REPUBLIKA.CO.ID, JAKARTA -- Susunan atap pertama dan kedua disangga empat tiang yang terbuat dari kayu cengaduri, dengan tinggi 8,5 meter dan berdiameter 90 cm. Keempat tiang tersebut dalam konsep Jawa disebut sokoguru.
Sementara itu, atap paling atas ditopang dengan satu tiang terbuat dari kayu yang sama. Dalam kearifan lokal Sulawesi Selatan, satu tiang penyangga atap paling atas yang didukung oleh empat tiang lainnya merefleksikan yang sentral (wara) dikelilingi oleh unsur-unsur lain di luar yang sentral (palili). Konsep siri' dan pesse, yang telah dijelaskan di atas direfleksikan dalam penyusunan tiang tersebut.
Unsur arsitektur lain yang merupakan ekspresi religiositas masyarakat setempat adalah barisan jendela berjumlah tujuh yang berada di sisi kanan dan kiri dinding masjid. Dalam tradisi Islam, angka tujuh memiliki arti yang dalam, karena angka itu sesuai dengan jumlah hari dalam satu minggu, dan sesuai pula dengan jumlah tingkatan langit yang pernah dilalui Nabi Muhammad SAW dalam isra' dan mikraj.
Sejauh ini telah dilakukan beberapa kali renovasi untuk perbaikan masjid. Renovasi pertama pada 1700 M dengan perbaikan pada lantai. Kedua, pada 1951, mengganti lantai yang lama dengan lantai dari tegel yang didatangkan dari Singapura.
Renovasi ketiga pada 1981 untuk memperbaiki seluruh bagian masjid yang rusak. Sedangkan pada renovasi keempat dan kelima dengan menambahkan luas bangunan hingga seperti yang sekarang ini. Lahan masjid ini seluas 1.680 m2.
Bentuk arsitektur Masjid Tua Palopo secara keseluruhan menunjukkan nilai-nilai kebudayaan lokal yang berakulturasi dengan nilai-nilai dari luar, terutama Islam dan Jawa. Meski demikian, bagian inti dari kebudayaan setempat, yang disebut Koentjaraningrat sebagai covert culture, tidak berubah.
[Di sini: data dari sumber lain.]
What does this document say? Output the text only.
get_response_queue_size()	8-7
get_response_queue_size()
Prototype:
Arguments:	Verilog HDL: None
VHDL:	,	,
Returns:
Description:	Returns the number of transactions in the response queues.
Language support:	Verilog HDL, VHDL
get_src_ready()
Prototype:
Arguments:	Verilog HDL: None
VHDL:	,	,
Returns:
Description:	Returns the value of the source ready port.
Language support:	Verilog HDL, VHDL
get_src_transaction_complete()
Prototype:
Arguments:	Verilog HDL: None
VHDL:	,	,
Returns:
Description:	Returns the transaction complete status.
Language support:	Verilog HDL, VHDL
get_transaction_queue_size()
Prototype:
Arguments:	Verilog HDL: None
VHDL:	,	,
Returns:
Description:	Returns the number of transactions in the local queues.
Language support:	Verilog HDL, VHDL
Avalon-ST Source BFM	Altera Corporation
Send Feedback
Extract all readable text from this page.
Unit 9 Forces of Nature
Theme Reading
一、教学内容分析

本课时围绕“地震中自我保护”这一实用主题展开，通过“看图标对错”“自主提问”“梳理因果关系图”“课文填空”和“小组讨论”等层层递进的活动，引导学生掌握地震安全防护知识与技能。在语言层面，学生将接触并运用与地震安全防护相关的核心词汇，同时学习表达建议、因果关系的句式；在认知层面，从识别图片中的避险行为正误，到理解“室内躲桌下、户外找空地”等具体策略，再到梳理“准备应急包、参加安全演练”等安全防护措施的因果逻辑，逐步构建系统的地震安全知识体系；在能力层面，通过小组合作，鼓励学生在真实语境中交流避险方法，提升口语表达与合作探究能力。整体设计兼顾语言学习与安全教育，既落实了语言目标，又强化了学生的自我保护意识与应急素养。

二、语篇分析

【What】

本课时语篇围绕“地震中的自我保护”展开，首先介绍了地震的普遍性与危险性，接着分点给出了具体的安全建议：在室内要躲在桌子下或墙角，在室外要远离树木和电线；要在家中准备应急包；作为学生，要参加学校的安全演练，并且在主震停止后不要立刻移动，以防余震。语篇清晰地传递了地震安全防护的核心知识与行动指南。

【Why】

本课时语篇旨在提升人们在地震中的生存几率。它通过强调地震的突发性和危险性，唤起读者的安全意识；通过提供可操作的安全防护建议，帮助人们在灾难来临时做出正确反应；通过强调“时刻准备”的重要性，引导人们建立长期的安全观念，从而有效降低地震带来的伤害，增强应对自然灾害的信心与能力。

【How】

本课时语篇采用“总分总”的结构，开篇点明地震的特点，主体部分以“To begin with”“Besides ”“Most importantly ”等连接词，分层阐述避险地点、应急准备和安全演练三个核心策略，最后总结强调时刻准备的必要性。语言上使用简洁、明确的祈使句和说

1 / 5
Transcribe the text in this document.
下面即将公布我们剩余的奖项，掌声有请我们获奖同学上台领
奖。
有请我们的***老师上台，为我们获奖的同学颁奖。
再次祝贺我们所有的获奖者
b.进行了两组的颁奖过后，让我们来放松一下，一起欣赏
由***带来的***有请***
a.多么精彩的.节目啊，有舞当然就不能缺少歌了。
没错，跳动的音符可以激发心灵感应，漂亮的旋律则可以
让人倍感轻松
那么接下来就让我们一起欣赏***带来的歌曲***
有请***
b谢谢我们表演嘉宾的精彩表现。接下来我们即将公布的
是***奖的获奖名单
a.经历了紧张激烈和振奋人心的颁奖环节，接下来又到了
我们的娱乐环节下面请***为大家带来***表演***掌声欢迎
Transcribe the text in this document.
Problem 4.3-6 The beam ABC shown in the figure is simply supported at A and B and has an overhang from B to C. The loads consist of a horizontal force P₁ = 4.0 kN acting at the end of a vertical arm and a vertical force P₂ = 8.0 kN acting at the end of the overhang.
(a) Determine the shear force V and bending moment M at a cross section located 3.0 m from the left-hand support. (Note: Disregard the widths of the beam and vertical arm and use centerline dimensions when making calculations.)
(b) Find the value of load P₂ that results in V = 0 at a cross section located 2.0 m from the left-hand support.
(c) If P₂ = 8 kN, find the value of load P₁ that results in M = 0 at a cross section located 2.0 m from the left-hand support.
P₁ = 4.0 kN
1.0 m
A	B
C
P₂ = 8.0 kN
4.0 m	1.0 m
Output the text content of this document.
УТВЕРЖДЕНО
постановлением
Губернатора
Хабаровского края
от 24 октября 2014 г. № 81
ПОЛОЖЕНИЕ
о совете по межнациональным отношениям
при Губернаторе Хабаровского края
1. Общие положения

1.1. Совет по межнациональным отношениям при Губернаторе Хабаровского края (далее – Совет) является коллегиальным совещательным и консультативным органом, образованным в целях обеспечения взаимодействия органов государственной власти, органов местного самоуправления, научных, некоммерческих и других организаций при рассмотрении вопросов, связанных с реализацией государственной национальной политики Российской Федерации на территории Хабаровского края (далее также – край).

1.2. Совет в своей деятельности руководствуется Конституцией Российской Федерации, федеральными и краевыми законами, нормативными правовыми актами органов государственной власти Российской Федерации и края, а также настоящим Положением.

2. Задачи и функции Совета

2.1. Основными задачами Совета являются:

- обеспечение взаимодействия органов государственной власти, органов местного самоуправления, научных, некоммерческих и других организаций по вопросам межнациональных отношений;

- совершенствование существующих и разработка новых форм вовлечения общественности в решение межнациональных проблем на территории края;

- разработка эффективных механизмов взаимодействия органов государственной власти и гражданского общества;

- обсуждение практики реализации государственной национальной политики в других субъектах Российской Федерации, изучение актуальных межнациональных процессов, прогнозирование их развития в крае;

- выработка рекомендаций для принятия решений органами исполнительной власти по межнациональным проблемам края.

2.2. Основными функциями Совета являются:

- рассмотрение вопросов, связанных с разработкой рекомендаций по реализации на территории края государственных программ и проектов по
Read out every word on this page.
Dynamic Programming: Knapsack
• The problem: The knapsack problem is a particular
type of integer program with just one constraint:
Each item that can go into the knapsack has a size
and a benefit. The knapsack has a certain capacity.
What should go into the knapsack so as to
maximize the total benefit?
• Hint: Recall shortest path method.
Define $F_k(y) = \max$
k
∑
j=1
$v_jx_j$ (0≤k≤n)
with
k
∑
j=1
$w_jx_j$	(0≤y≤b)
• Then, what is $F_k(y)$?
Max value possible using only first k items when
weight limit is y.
Beberapa bagian dari arsitektur Masjid Tua Palopo merefleksikan nilai-nilai lokal yang menitikberatkan kepada siri' dan pesse. Martabat seorang manusia harus ditunjang dengan sikap sepenanggungan, seperasaan, dan kesetiakawanan antarsesama.
Perubahan kebudayaan terjadi pada bagian perwujudan yang lahir dari kebudayaan atau covert culture masyarakat. Denah masjid, bentuk atap, dan bahan bangunan berupa batu cadas mendapatkan pengaruh dari seni bina Jawa dan candi-candi di tanah Jawa. Kekayaan seni arsitektur dan maknanya ini hasil dari keterbukaan sikap masyarakat Sulawesi Selatan terhadap unsur-unsur budaya dari luar.